Technology has made it possible for campaigns to push out their message in a lot of new ways. Reuters reported that a Virginia-based Republican advertising firm, ccAdvertising, appeared to have found a legal loophole allowing it to send out a flood of unsolicited anti-Obama text messages.
The texts could actually cost the receiver of them money if they don’t have an unlimited data plan, Reuters noted. On top of that, they might be paying for political messages that aren’t accurate.
Reuters correspondent Alina Selyukh provided us with a list of 11 different text messages passed on to her by colleagues who had received them. They deal with a variety of topics ranging from taxes, to debt, to abortion. We chose two to point out that they also contain misleading information.
The first is a text that claims, “The average American pays at least $2000 more in taxes than 4 years ago. STOP OBAMA!” That’s not accurate. Income tax rates have remained unchanged under Obama, and there have been two notable tax breaks that have benefited average Americans.

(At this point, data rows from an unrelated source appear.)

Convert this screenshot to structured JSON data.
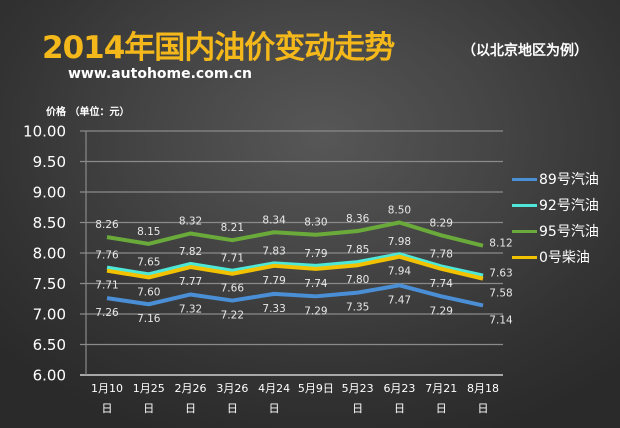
{
  "header": {
    "title": "2014年国内油价变动走势",
    "subtitle": "（以北京地区为例）",
    "url": "www.autohome.com.cn",
    "unit_label": "价格 （单位：元）"
  },
  "chart_data": {
    "type": "line",
    "title": "2014年国内油价变动走势",
    "subtitle": "（以北京地区为例）",
    "ylabel": "价格 （单位：元）",
    "xlabel": "",
    "ylim": [
      6.0,
      10.0
    ],
    "yticks": [
      "10.00",
      "9.50",
      "9.00",
      "8.50",
      "8.00",
      "7.50",
      "7.00",
      "6.50",
      "6.00"
    ],
    "grid": true,
    "legend_position": "right",
    "categories": [
      "1月10日",
      "1月25日",
      "2月26日",
      "3月26日",
      "4月24日",
      "5月9日",
      "5月23日",
      "6月23日",
      "7月21日",
      "8月18日"
    ],
    "category_lines": [
      [
        "1月10",
        "日"
      ],
      [
        "1月25",
        "日"
      ],
      [
        "2月26",
        "日"
      ],
      [
        "3月26",
        "日"
      ],
      [
        "4月24",
        "日"
      ],
      [
        "5月9日",
        ""
      ],
      [
        "5月23",
        "日"
      ],
      [
        "6月23",
        "日"
      ],
      [
        "7月21",
        "日"
      ],
      [
        "8月18",
        "日"
      ]
    ],
    "series": [
      {
        "name": "89号汽油",
        "color": "#4a8fd6",
        "values": [
          7.26,
          7.16,
          7.32,
          7.22,
          7.33,
          7.29,
          7.35,
          7.47,
          7.29,
          7.14
        ],
        "label_pos": "below"
      },
      {
        "name": "92号汽油",
        "color": "#4de8d8",
        "values": [
          7.76,
          7.65,
          7.82,
          7.71,
          7.83,
          7.79,
          7.85,
          7.98,
          7.78,
          7.63
        ],
        "label_pos": "above"
      },
      {
        "name": "95号汽油",
        "color": "#6aaa3a",
        "values": [
          8.26,
          8.15,
          8.32,
          8.21,
          8.34,
          8.3,
          8.36,
          8.5,
          8.29,
          8.12
        ],
        "label_pos": "above"
      },
      {
        "name": "0号柴油",
        "color": "#f2c200",
        "values": [
          7.71,
          7.6,
          7.77,
          7.66,
          7.79,
          7.74,
          7.8,
          7.94,
          7.74,
          7.58
        ],
        "label_pos": "below"
      }
    ]
  }
}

As we have noted before when Republicans made misleading claims about the president raising taxes on middle-income people, Obama’s 2 percentage point reduction in the Social Security payroll tax started in 2011, and is scheduled to continue through the end of 2012. The cut is equal to $1,000 this year for a worker making $50,000 a year — or as much as $2,202 to any worker earning at least the maximum taxable level of wages or salary ($110,100 for 2012). Prior to that, he signed the stimulus bill into law, which included the “Making Work Pay” tax credit that benefited nearly all working families, and was in effect from 2009 through 2010. That credit was worth a maximum of $400 per person, or $800 for couples during those years.
According to data from the nonpartisan Tax Policy Center, those in the middle quintile of cash income in 2008, the year before Obama took office, had an average income of $46,943, and had an average federal tax burden of $6,549. The average rate they paid was 14 percent.
In 2012, the average income for those in the middle income group rose to $50,863, and they paid an average federal tax burden of $7,165. But the average rate was almost identical, 14.1 percent.
So, the average federal tax burden for people in the middle quintile went up by $616. But their average income also rose by $3,920. More important, the rate was nearly identical.
Another text from the group made contradictory claims. One stated, “Medicare goes bankrupt in 4000 days while Obama plays politics with senior health.” Another said, “Seniors cant afford to have 4 more years of Obama budget cuts to Medicare.”
As we noted above, Obama’s health care law proposes to reduce the future growth of Medicare spending by $716 billion over the next 10 years. That will extend the solvency of the program by eight years, from 2016 to 2024.
Romney proposes to repeal those cuts along with the rest of the new health care law (although his running mate, Rep. Paul Ryan, as chairman of the House Budget Committee, proposed to keep those same cuts, applying the savings to different ends). Romney’s plan would, in effect, return Medicare’s insolvency deadline back to 2016. So, it is contradictory for the texts to fault Obama both for making cuts to the growth of Medicare while at the same time warning that he is doing nothing about the pending insolvency of the program.
The Hill reported that GoDaddy, a domain registrar, suspended the firm’s websites a day after the text messages started going out.